Isn't the point of this obvious?
They're building a database of known but "repented" filesharers, so they can "check up" on them later. Basically takes the busy work out of hunting down Kazaa users. (How many people will actually never pirate another song after this? Exactly. Now you've just made your copyright-infringing ass known to the RIAA. Nice one).
chdir("c:\\con\\con");
Perceived weakness *is* weakness. Time to go for the jugular. Anybody thought about using www.riaa.com as an MP3 server and getting them to subpoena themselves?
Condemnant quod non intellegunt.
You know the RIAA's refusal to embrace new technology reminds me of the scene in blazing saddles with the toll booth..... only they actually expect everyone to line up and pay the toll when they have the option to ride around.
I don't ask you to be me.
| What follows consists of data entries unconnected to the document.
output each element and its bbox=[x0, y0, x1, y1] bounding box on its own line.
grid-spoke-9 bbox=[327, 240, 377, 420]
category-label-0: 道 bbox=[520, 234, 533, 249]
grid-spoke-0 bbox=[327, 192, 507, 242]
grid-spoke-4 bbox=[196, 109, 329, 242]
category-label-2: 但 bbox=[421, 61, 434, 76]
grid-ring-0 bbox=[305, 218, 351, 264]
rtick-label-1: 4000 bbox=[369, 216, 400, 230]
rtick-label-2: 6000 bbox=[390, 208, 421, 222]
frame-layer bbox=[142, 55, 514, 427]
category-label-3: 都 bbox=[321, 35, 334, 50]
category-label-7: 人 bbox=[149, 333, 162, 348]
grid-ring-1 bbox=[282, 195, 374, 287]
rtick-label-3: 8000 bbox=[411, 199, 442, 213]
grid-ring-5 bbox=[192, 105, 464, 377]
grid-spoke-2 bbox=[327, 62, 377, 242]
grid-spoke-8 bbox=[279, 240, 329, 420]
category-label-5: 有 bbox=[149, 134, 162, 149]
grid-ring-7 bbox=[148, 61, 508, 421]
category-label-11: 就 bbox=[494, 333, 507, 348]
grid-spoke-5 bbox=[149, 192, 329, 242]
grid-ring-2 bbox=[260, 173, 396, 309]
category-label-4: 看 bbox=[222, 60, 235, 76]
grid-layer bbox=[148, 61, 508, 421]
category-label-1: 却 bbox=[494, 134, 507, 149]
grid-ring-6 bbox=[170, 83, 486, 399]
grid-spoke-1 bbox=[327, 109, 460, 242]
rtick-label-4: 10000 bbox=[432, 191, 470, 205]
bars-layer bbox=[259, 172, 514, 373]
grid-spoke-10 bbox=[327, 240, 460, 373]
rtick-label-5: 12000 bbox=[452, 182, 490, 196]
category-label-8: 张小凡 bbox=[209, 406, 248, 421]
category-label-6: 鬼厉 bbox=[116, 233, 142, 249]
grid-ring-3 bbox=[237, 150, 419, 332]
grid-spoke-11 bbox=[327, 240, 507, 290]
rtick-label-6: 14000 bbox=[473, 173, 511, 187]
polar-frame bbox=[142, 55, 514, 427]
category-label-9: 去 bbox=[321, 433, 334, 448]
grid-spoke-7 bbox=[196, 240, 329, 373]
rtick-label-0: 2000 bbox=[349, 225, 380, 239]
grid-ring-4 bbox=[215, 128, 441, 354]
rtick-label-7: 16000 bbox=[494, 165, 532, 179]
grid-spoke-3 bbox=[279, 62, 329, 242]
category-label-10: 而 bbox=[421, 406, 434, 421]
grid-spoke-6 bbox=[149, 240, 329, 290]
I only ask you not expect me to be you.
Show your hate for SCO. Get a cool t-shirt and donate to the Open Source Now Fund.
Which means we now have a full confession (which btw is notarized too) AND a photo id. Ouch. We gotcha.
Pedro
----
The Insomniac Coder
Anybody that calls it fair use, if that's supposed to mean Fair Use -- the provision that permits using a portion of one work within another to make a criticism or parody -- would be wrong.
And if by fair use you mean reasonable, providing unlimited access to others' copyrighted works isn't reasonable anyway.
If you don't like the words "theft" or "immoral" no matter, "illegal" will suffice:
il-le-gal: 1. Prohibited by law.
pro-hib-it-ed: 1. To forbid by authority.
Copyright law grants copyright holders the exclusive rights to distribute their own works. When somebody makes unauthorized copies via file sharing, it is indeed illegal. You may not like it, and the people who get hit with lawsuits certainly won't like it, but sharing copyrighted work is illegal, and sharing thoousands of them is going to get some unlucky people into a load of trouble.